Provided that this is the only number given in the health information, this statement would be rated as follows:
–Numerical data criterion 1: Natural frequencies are used? “Yes”
–Criterion 2: Reference parameters are given? “No”
–Criterion 3: Same denominators are used? “No”
–Criterion 4: Loss and gain framing is balanced? “No”
Usually, several numbers are stated in a text. In that case, an aggregated assessment is required.
Domain D: neutrality and balance (generic)
The last domain comprises seven criteria for assessment of neutral and balanced presentation:
1 “Is free of persuasive language”
2 “Is free of scare language”
3 “Is free of scary pictures or graphs”
4 “Is free of fear appeals”
5 “Is free of downplay or minimization”
6 “Is free of one-sided presentation of benefits without risks”
7 “Is free of unbalanced presentation of screening procedures”

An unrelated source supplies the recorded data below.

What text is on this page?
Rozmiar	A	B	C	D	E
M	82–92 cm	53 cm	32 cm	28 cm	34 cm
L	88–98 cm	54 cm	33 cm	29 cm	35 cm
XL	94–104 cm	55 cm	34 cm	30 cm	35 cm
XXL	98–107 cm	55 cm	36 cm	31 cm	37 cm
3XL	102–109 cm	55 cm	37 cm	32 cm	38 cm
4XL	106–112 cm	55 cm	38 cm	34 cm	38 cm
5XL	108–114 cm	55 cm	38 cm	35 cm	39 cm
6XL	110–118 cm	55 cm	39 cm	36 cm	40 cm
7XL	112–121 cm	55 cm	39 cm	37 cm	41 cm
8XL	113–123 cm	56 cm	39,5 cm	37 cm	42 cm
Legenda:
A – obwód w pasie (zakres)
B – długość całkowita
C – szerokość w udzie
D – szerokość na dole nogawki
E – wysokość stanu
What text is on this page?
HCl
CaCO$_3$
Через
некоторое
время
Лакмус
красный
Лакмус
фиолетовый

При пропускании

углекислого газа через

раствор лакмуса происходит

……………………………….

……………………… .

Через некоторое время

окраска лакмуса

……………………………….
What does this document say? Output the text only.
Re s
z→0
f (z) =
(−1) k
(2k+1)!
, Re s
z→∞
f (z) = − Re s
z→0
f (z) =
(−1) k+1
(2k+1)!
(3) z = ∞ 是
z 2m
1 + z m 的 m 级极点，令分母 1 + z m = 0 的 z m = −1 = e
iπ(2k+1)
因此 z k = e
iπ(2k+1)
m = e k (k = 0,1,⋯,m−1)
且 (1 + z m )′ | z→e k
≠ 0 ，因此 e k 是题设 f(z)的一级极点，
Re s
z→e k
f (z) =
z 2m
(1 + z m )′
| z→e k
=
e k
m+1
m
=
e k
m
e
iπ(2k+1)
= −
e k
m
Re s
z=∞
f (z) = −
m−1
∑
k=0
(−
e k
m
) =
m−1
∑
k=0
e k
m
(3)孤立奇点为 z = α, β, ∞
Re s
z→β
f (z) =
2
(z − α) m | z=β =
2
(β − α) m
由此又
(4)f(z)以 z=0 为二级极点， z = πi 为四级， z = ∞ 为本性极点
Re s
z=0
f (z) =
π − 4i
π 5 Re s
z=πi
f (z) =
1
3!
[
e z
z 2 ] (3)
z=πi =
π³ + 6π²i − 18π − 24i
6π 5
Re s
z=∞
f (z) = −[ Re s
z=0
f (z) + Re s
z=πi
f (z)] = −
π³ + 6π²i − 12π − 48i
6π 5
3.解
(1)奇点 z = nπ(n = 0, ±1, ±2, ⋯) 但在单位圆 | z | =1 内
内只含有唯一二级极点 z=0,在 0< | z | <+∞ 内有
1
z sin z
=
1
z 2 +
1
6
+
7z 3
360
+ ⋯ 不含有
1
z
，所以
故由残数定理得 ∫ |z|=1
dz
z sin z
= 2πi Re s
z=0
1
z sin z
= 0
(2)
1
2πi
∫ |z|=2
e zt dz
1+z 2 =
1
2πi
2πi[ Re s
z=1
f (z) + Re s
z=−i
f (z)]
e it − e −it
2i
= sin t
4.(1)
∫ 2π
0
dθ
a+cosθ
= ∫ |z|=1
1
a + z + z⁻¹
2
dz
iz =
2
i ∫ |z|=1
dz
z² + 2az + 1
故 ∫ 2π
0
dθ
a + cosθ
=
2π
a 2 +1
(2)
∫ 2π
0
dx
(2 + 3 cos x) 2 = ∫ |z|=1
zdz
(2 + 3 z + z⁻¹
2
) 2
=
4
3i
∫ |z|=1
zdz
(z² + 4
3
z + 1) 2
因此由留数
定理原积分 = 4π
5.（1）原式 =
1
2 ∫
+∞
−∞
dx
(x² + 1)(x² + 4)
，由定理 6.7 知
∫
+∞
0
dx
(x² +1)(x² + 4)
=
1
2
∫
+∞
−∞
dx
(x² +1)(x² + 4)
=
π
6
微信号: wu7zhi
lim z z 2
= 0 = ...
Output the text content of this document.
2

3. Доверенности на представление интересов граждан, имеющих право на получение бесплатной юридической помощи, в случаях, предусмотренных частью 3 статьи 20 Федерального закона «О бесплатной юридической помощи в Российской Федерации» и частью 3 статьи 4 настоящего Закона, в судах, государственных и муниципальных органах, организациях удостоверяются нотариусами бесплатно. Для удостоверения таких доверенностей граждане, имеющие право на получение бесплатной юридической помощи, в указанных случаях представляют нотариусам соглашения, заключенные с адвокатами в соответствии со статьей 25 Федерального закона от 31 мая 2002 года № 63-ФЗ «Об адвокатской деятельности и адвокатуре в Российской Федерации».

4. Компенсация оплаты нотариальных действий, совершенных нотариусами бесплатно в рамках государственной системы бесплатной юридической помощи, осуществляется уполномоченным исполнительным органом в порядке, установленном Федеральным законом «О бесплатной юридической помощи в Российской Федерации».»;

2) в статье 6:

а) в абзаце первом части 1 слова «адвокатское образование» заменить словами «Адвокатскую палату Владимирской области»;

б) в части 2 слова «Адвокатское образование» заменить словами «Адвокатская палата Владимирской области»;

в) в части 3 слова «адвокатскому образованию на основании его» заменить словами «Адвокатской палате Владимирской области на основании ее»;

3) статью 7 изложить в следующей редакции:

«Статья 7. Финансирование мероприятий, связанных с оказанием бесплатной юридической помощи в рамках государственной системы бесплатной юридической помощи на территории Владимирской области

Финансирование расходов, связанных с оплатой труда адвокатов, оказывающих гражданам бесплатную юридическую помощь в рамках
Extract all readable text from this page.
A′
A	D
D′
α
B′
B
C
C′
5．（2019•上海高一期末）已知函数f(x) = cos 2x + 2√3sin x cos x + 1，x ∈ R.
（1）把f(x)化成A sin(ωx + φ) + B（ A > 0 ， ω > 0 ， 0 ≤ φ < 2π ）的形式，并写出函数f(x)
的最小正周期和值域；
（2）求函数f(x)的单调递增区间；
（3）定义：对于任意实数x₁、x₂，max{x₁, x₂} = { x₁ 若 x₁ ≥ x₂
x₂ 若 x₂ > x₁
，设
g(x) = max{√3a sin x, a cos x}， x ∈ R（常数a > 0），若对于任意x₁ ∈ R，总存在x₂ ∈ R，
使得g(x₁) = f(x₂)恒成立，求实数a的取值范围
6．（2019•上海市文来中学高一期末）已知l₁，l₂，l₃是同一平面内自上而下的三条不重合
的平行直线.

The first five criteria are rated “no”, if any persuasive, scary or down-playing language is used to increase participation in screening. We initially defined these criteria as “Does not contain….”, but this phrase was abandoned because the possible double-negative reply might be confusing. The last two criteria combine benefits and risks and presentation of the procedures. To handle this aggregate information, careful operationalization within the manual is needed. Rating examples for this category are given below.
Example 8: “… should participate in bowel cancer screening.”
This statement would be rated as criterion 1:
Met? “Yes”.
Example 9: “… is a wicked disease”
This statement would be rated as criterion 2:
Met? “Yes”
Applications / practicability
For trained reviewers, the assessment takes about 15–30 minutes for flyers and 15–45 minutes for brochures. Documentation of the corresponding citations took up much of the time. Although this approach may be time-consuming, it may hasten consensus and, most importantly, ensures the transparency of quality assessment.
Inter-rater reliability was not evaluated because the final assessment was achieved by consensus in each case. Discrepant findings were mainly caused by overlooked aspects. Consensus usually took 5 to 15 minutes. Finally, data entry is very time-consuming due to the citations.